8.5.1 Submerge the half of the copper strip completely in a 1:1 solution of HCl and distilled water at room temperature and wait 20 ± 2 min while gently swirling on occasion. If the deposit in question is still present and did not fade or discolor, then interpret and report the result as corrosive in Sections 9 and 10. If the deposit has been removed or has turned tan/beige, then corrosive sulfur is not present and the result is to be reported as noncorrosive. The tarnish level is then determined on the untreated portion of the copper strip. Report the tarnish level of the untreated portion of the copper strip as listed in 9.1 disregarding the color on the strip that made it unclear in the initial inspection of the strip.

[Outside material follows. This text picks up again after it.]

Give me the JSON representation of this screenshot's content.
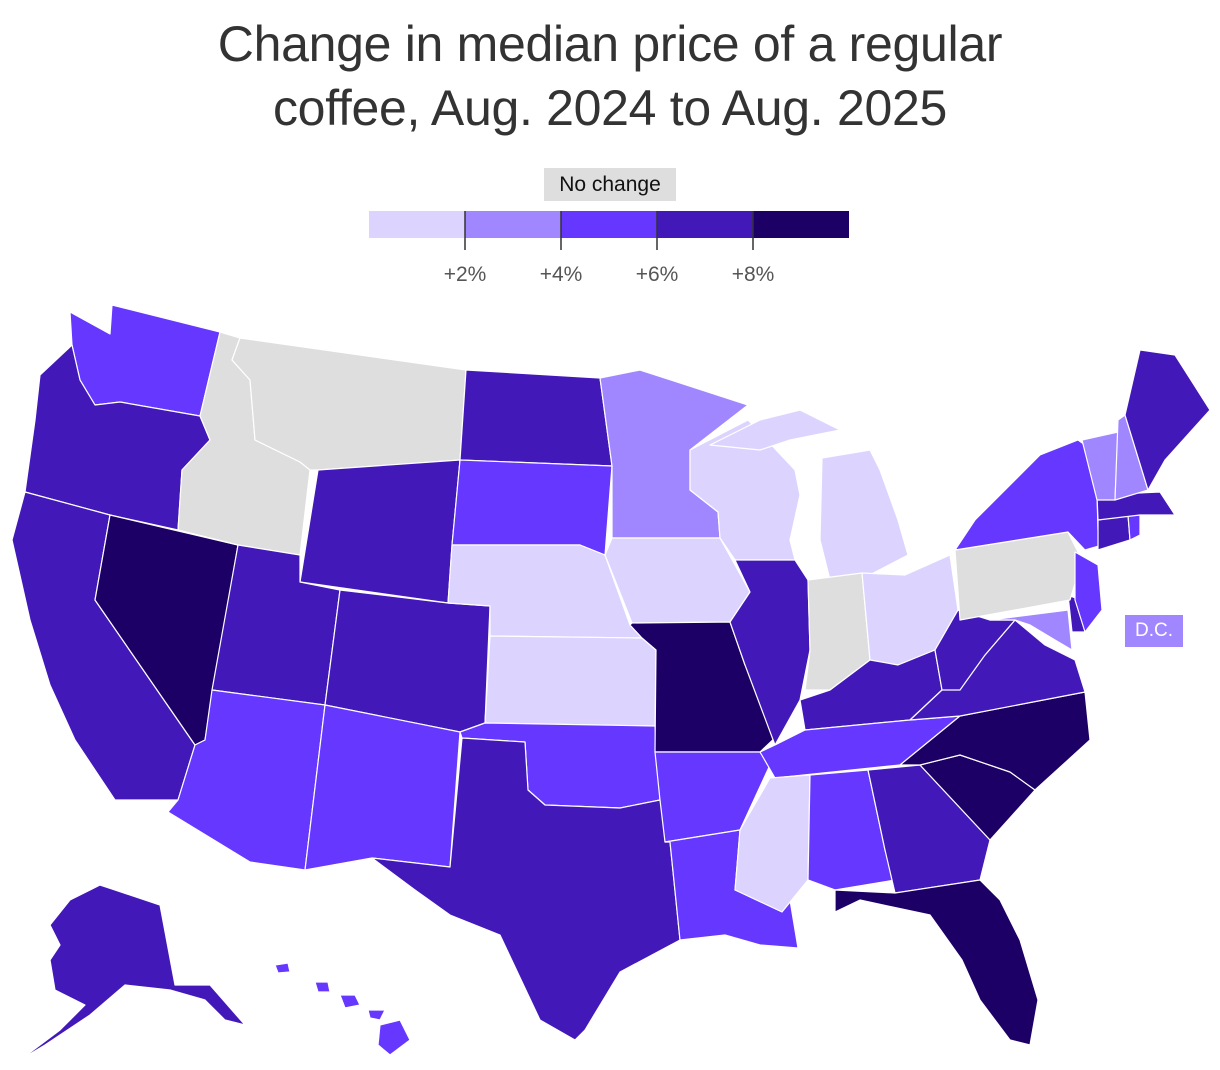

Note 3 – The corrosive effects of the unstable sulfur compounds present in the insulating liquid are reduced when aged under strong oxidizing conditions such as when oxygen is present. It is imperative to keep the bottle well sealed after nitrogen bubbling. If the insulating liquid visibly darkens during testing then most likely oxygen has entered the test bottle and oxidized the insulating liquid. In the cases, the test procedure has become compromised and must be repeated.